Ve serbest bıraktı adamı.
Hâdiseyi görenler;
– Ona cezâ verecektiniz. Size hakaret edince vazgeçtiniz. Hikmeti nedir efendim? dediler.
Cevaben;
– Onu, içki içtiği için, yâni dînimiz için cezâlandıracaktım. Ama bana hakaret edince öfkelendim. Önceki hâlis niyetime nefsim karışır diye korktum. Onun için salıverdim, buyurdu.
***
Ömer bin Abdülazîz hazretleri, yalnız insanlara değil, hayvanlara bile çok merhametliydi. Bir katırı vardı. Onu çalıştırıp, kârıyla geçimini sağlıyordu. Katırı çalıştıran hizmetçisi, bir akşam normalden fazla para getirmişti.

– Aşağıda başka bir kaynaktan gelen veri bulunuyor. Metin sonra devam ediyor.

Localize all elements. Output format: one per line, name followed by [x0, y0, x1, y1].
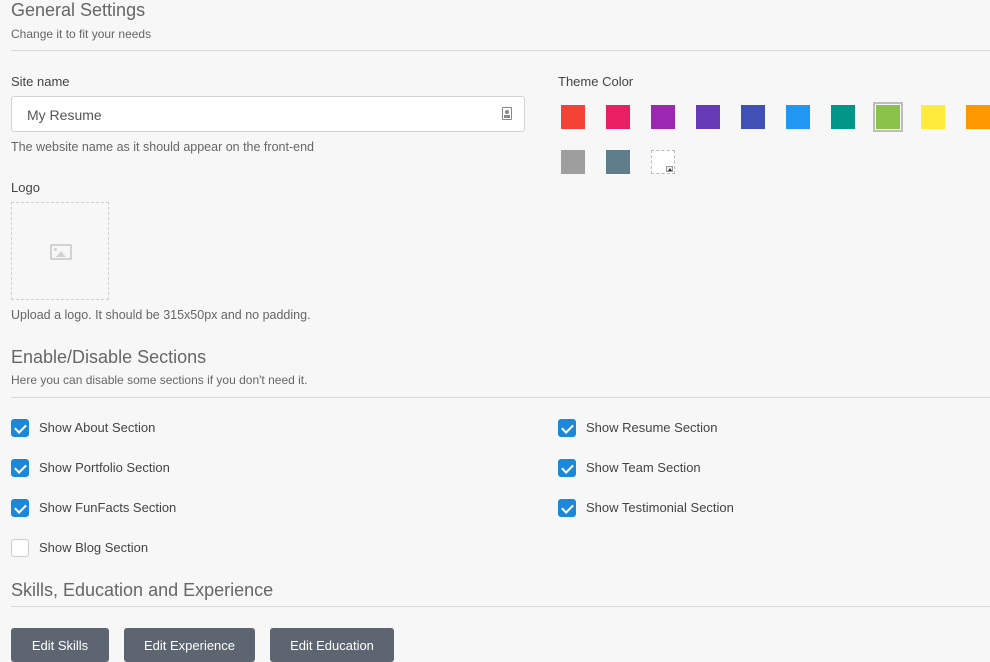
checkbox-label: Show Team Section	[586, 460, 701, 475]
color-swatch[interactable]	[651, 105, 675, 129]
divider	[11, 606, 990, 607]
id-card-icon	[502, 107, 512, 120]
site-name-input[interactable]	[25, 97, 489, 133]
checkbox-label: Show Resume Section	[586, 420, 718, 435]
theme-color-label: Theme Color	[558, 74, 634, 89]
general-settings-subtitle: Change it to fit your needs	[11, 27, 152, 41]
sections-subtitle: Here you can disable some sections if yo…	[11, 373, 308, 387]
image-icon	[50, 244, 72, 260]
testimonial-section-checkbox[interactable]	[558, 499, 576, 517]
color-swatch[interactable]	[966, 105, 990, 129]
team-section-checkbox[interactable]	[558, 459, 576, 477]
edit-experience-button[interactable]: Edit Experience	[124, 628, 255, 662]
color-swatch[interactable]	[561, 150, 585, 174]
checkbox-label: Show Portfolio Section	[39, 460, 170, 475]
checkbox-label: Show Blog Section	[39, 540, 149, 555]
edit-education-button[interactable]: Edit Education	[270, 628, 394, 662]
color-swatch[interactable]	[921, 105, 945, 129]
logo-help: Upload a logo. It should be 315x50px and…	[11, 308, 311, 322]
checkbox-label: Show Testimonial Section	[586, 500, 734, 515]
checkbox-label: Show About Section	[39, 420, 156, 435]
logo-label: Logo	[11, 180, 40, 195]
color-swatch[interactable]	[831, 105, 855, 129]
color-swatch[interactable]	[873, 102, 903, 132]
funfacts-section-checkbox[interactable]	[11, 499, 29, 517]
color-swatch[interactable]	[696, 105, 720, 129]
divider	[11, 397, 990, 398]
about-section-checkbox[interactable]	[11, 419, 29, 437]
checkbox-label: Show FunFacts Section	[39, 500, 177, 515]
color-swatch[interactable]	[606, 105, 630, 129]
divider	[11, 50, 990, 51]
site-name-label: Site name	[11, 74, 70, 89]
color-swatch[interactable]	[606, 150, 630, 174]
color-swatch[interactable]	[561, 105, 585, 129]
dropdown-caret-icon	[666, 166, 673, 172]
skills-section-title: Skills, Education and Experience	[11, 580, 274, 600]
portfolio-section-checkbox[interactable]	[11, 459, 29, 477]
site-name-field[interactable]	[11, 96, 525, 133]
site-name-help: The website name as it should appear on …	[11, 140, 314, 154]
edit-skills-button[interactable]: Edit Skills	[11, 628, 109, 662]
custom-color-picker[interactable]	[651, 150, 675, 174]
logo-upload[interactable]	[11, 202, 109, 300]
color-swatch[interactable]	[741, 105, 765, 129]
sections-title: Enable/Disable Sections	[11, 347, 207, 367]
resume-section-checkbox[interactable]	[558, 419, 576, 437]
color-swatch[interactable]	[786, 105, 810, 129]
general-settings-title: General Settings	[11, 0, 146, 20]
blog-section-checkbox[interactable]	[11, 539, 29, 557]
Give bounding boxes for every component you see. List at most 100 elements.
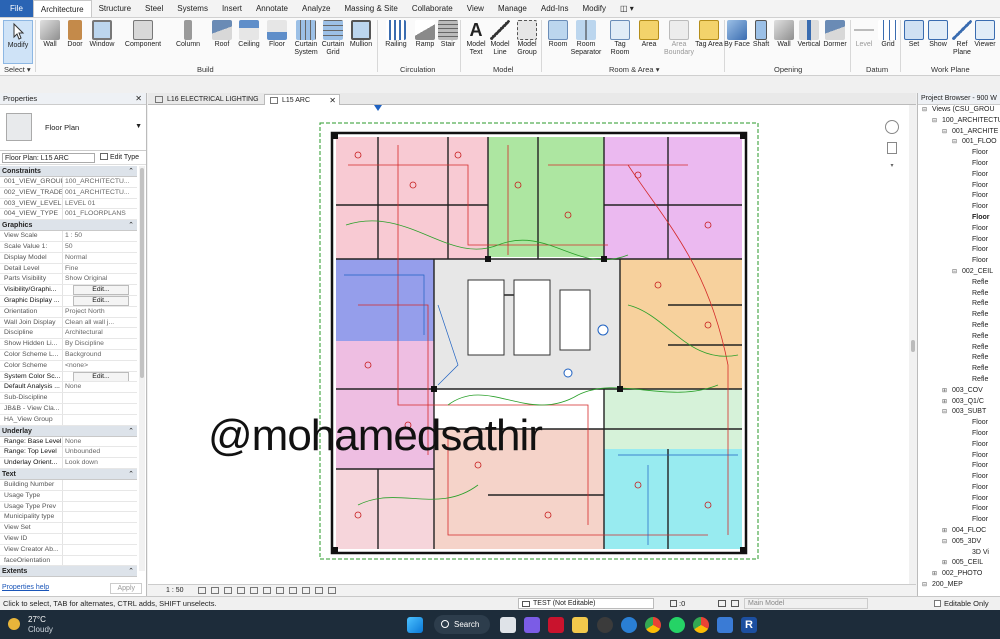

– Bugün neden fazla para getirdin? dediğinde;
– İşe erken gidip, geç döndüm, dedi.
Halife hazretleri;
– Hayvanı çok yormuşsun, bunu telâfi için üç gün dinlendir, buyurdu.
***
Bir gün de gencin biri;
– Bu dinde en kıymetli şey nedir efendim? diye sordu bu zâta.
– İstikâmet’tir, buyurdu.
– İstikâmet nedir efendim? dediğinde;
– İstikâmet, doğru yolda yürümekte sebat etmek ve hiç tâviz vermemektir, buyurdu. Nitekim Hud sûresinde meâlen; “Ey Habîbim, emr olunduğun istikâmet üzere ol!” buyuruluyor ki, bu âyet-i kerîme gelince, Efendimizin aleyhisselâm mübarek sakalına ak düştü o gece.